FIG. 1 (a) is a principle configuration diagram of a first embodiment of the superconducting current limiting device of the present invention, FIG. 1 (b) is a principle configuration diagram of a second embodiment of the superconducting current limiting device of the present invention, 2A is a perspective view showing the configuration of a superconducting current limiting device according to an embodiment of the present invention, FIG. 2B is an electrical schematic diagram of the superconducting current limiting device of FIG. 2A, FIG. Is a diagram showing an example of a temperature-resistivity characteristic of a trigger element constituting the superconducting current limiting device of the present invention; FIG. 4 is a circuit diagram showing an example of application of the superconducting current limiting device to an actual circuit; Is a waveform diagram showing the operation characteristics of the current limiting device in the circuit of FIG. 4, FIG. 6 is a diagram showing a modified embodiment of the superconducting current limiting device of FIG. 4, and FIG. 7 is a diagram showing a conventional current limiting device configuration. FIG. 8 is a temperature-resistivity characteristic diagram showing the temperature dependence of the resistivity of a conventional general oxide superconductor. 1… Trigger element, 2… Switch, 3… Current limiting coil, 4… Bobbin, 10… Current limiting device, 11… Power supply, 12… Circuit breaker, 13… Represents load, 15… ... phase-advancing capacitor, 71 ... current-limiting element, 72 ... insulating spacer, ICI ... critical current value of trigger element, i _TC ... trigger circuit current, i _LC ... current flowing through current-limiting coil, R _TC ... ... represents the resistance value of the trigger element.

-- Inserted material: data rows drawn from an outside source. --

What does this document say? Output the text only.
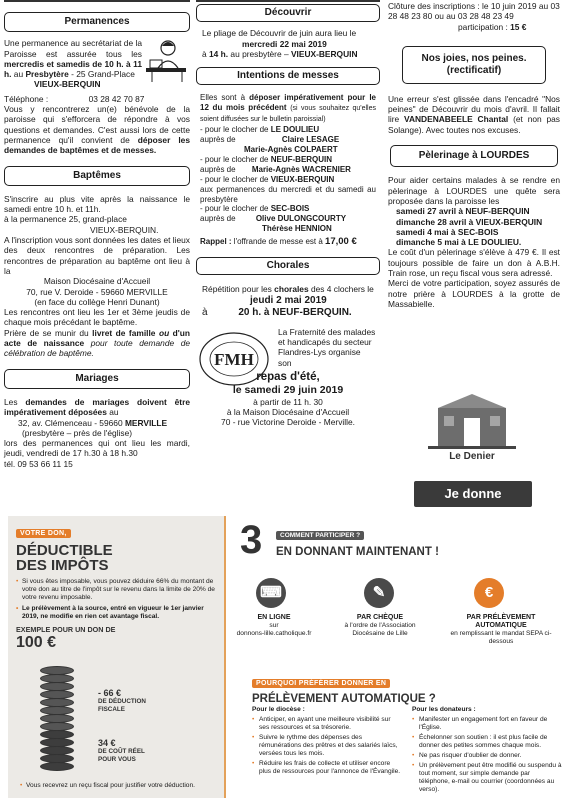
Permanences
Une permanence au secrétariat de la Paroisse est assurée tous les mercredis et samedis de 10 h. à 11 h. au Presbytère - 25 Grand-Place
VIEUX-BERQUIN
Téléphone :	03 28 42 70 87
Vous y rencontrerez un(e) bénévole de la paroisse qui s'efforcera de répondre à vos questions et demandes. C'est aussi lors de cette permanence qu'il convient de déposer les demandes de baptêmes et de messes.
Baptêmes
S'inscrire au plus vite après la naissance le samedi entre 10 h. et 11h.
à la permanence 25, grand-place
VIEUX-BERQUIN.
A l'inscription vous sont données les dates et lieux des deux rencontres de préparation. Les rencontres de préparation au baptême ont lieu à la
Maison Diocésaine d'Accueil
70, rue V. Deroide - 59660 MERVILLE
(en face du collège Henri Dunant)
Les rencontres ont lieu les 1er et 3ème jeudis de chaque mois précédant le baptême.
Prière de se munir du livret de famille ou d'un acte de naissance pour toute demande de célébration de baptême.
Mariages
Les demandes de mariages doivent être impérativement déposées au
32, av. Clémenceau - 59660 MERVILLE
(presbytère – près de l'église)
lors des permanences qui ont lieu les mardi, jeudi, vendredi de 17 h.30 à 18 h.30
tél. 09 53 66 11 15
Découvrir
Le pliage de Découvrir de juin aura lieu le
mercredi 22 mai 2019
à 14 h. au presbytère – VIEUX-BERQUIN
Intentions de messes
Elles sont à déposer impérativement pour le 12 du mois précédent (si vous souhaitez qu'elles soient diffusées sur le bulletin paroissial)
- pour le clocher de LE DOULIEU
auprès de	Claire LESAGE
Marie-Agnès COLPAERT
- pour le clocher de NEUF-BERQUIN
auprès de Marie-Agnès WACRENIER
- pour le clocher de VIEUX-BERQUIN
aux permanences du mercredi et du samedi au presbytère
- pour le clocher de SEC-BOIS
auprès de	Olive DULONGCOURTY
Thérèse HENNION
Rappel : l'offrande de messe est à 17,00 €
Chorales
Répétition pour les chorales des 4 clochers le
jeudi 2 mai 2019
à	20 h. à NEUF-BERQUIN.
FMH
La Fraternité des malades et handicapés du secteur Flandres-Lys organise son
repas d'été,
le samedi 29 juin 2019
à partir de 11 h. 30
à la Maison Diocésaine d'Accueil
70 - rue Victorine Deroide - Merville.
Clôture des inscriptions : le 10 juin 2019 au 03 28 48 23 80 ou au 03 28 48 23 49
participation : 15 €
Nos joies, nos peines.
(rectificatif)
Une erreur s'est glissée dans l'encadré "Nos peines" de Découvrir du mois d'avril. Il fallait lire VANDENABEELE Chantal (et non pas Solange). Avec toutes nos excuses.
Pèlerinage à LOURDES
Pour aider certains malades à se rendre en pèlerinage à LOURDES une quête sera proposée dans la paroisse les
samedi 27 avril à NEUF-BERQUIN
dimanche 28 avril à VIEUX-BERQUIN
samedi 4 mai à SEC-BOIS
dimanche 5 mai à LE DOULIEU.
Le coût d'un pèlerinage s'élève à 479 €. Il est toujours possible de faire un don à A.B.H. Train rose, un reçu fiscal vous sera adressé.
Merci de votre participation, soyez assurés de notre prière à LOURDES à la grotte de Massabielle.
Le Denier
Je donne
VOTRE DON,
DÉDUCTIBLE
DES IMPÔTS
• Si vous êtes imposable, vous pouvez déduire 66% du montant de votre don au titre de l'impôt sur le revenu dans la limite de 20% de votre revenu imposable.
• Le prélèvement à la source, entré en vigueur le 1er janvier 2019, ne modifie en rien cet avantage fiscal.
EXEMPLE POUR UN DON DE
100 €
- 66 €
DE DÉDUCTION FISCALE
34 €
DE COÛT RÉEL POUR VOUS
• Vous recevrez un reçu fiscal pour justifier votre déduction.
3	COMMENT PARTICIPER ?
EN DONNANT MAINTENANT !
⌨	✎	€
EN LIGNE
sur
donnons-lille.catholique.fr
PAR CHÈQUE
à l'ordre de l'Association Diocésaine de Lille
PAR PRÉLÈVEMENT AUTOMATIQUE
en remplissant le mandat SEPA ci-dessous
POURQUOI PRÉFÉRER DONNER EN
PRÉLÈVEMENT AUTOMATIQUE ?
Pour le diocèse :
• Anticiper, en ayant une meilleure visibilité sur ses ressources et sa trésorerie.
• Suivre le rythme des dépenses des rémunérations des prêtres et des salariés laïcs, versées tous les mois.
• Réduire les frais de collecte et utiliser encore plus de ressources pour l'annonce de l'Évangile.
Pour les donateurs :
• Manifester un engagement fort en faveur de l'Église.
• Échelonner son soutien : il est plus facile de donner des petites sommes chaque mois.
• Ne pas risquer d'oublier de donner.
• Un prélèvement peut être modifié ou suspendu à tout moment, sur simple demande par téléphone, e-mail ou courrier (coordonnées au verso).
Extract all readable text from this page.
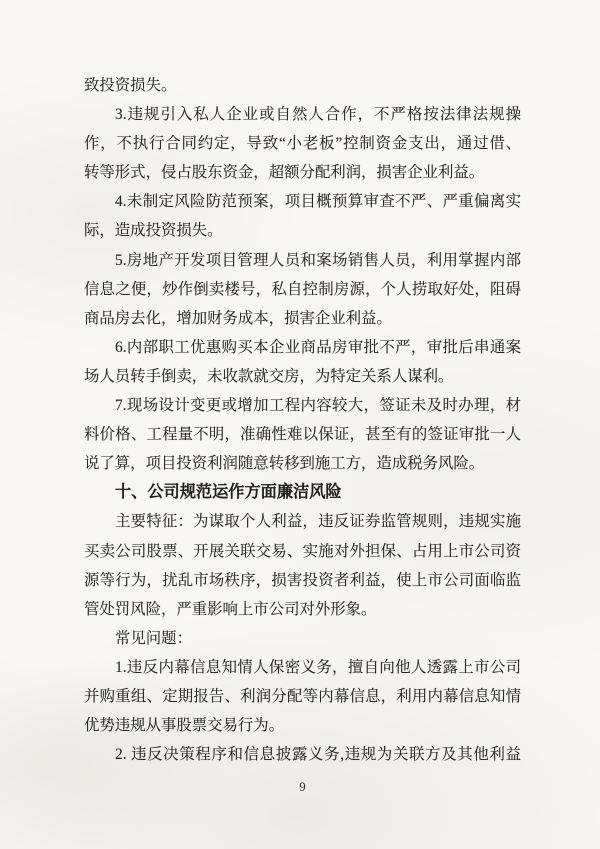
致投资损失。
3.违规引入私人企业或自然人合作，不严格按法律法规操
作，不执行合同约定，导致“小老板”控制资金支出，通过借、
转等形式，侵占股东资金，超额分配利润，损害企业利益。
4.未制定风险防范预案，项目概预算审查不严、严重偏离实
际，造成投资损失。
5.房地产开发项目管理人员和案场销售人员，利用掌握内部
信息之便，炒作倒卖楼号，私自控制房源，个人捞取好处，阻碍
商品房去化，增加财务成本，损害企业利益。
6.内部职工优惠购买本企业商品房审批不严，审批后串通案
场人员转手倒卖，未收款就交房，为特定关系人谋利。
7.现场设计变更或增加工程内容较大，签证未及时办理，材
料价格、工程量不明，准确性难以保证，甚至有的签证审批一人
说了算，项目投资利润随意转移到施工方，造成税务风险。
十、公司规范运作方面廉洁风险
主要特征：为谋取个人利益，违反证券监管规则，违规实施
买卖公司股票、开展关联交易、实施对外担保、占用上市公司资
源等行为，扰乱市场秩序，损害投资者利益，使上市公司面临监
管处罚风险，严重影响上市公司对外形象。
常见问题：
1.违反内幕信息知情人保密义务，擅自向他人透露上市公司
并购重组、定期报告、利润分配等内幕信息，利用内幕信息知情
优势违规从事股票交易行为。
2. 违反决策程序和信息披露义务,违规为关联方及其他利益
9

──────────────────────────────────────────────────続 き Continued on the front page (72) Inventor ▲ Tsuru ▼ Kazuyuki Naga Eighth Toshiba-cho, Fuchu-shi, Tokyo Inside the Toshiba Fuchu Plant (72) Inventor Osamu Ito Komukai Toshiba-cho, Saiwai-ku, Kawasaki-shi, Kanagawa 1 Toshiba Research Institute, Inc. (72) Inventor Yoshiyuki Sugiyama 1-1-1, Shibaura, Minato-ku, Tokyo Inside Toshiba Corporation Head Office (72) Inventor Hiroyuki Okumura 1 Toshiba-cho, Fuchu-shi, Tokyo Higashi Corporation (56) References JP-A-2-202320 (JP, A) JP-A-1-190219 (JP, A) JP-A-51-136156 (JP, A) (58) Fields studied (Int .Cl. ⁶ , DB name) H02H 9/02

Claims (2)

(57) [Claims] 1. A current limiting device for suppressing an overcurrent in an electric circuit, comprising: a trigger element comprising a superconductor having a predetermined critical current value; and a superconducting coil having an arbitrary critical current value and an inductance. A superconducting current limiting device, wherein a series circuit comprising 3) and a capacitor (5) are connected in parallel, and a magnetic field is applied to the trigger element (1) by the superconducting coil (3). 2. The superconducting limit according to claim 1, wherein a switch (2) that is operated to open at the same time as the quenching of the trigger element (1) is inserted in series with the trigger element (1). Flow device.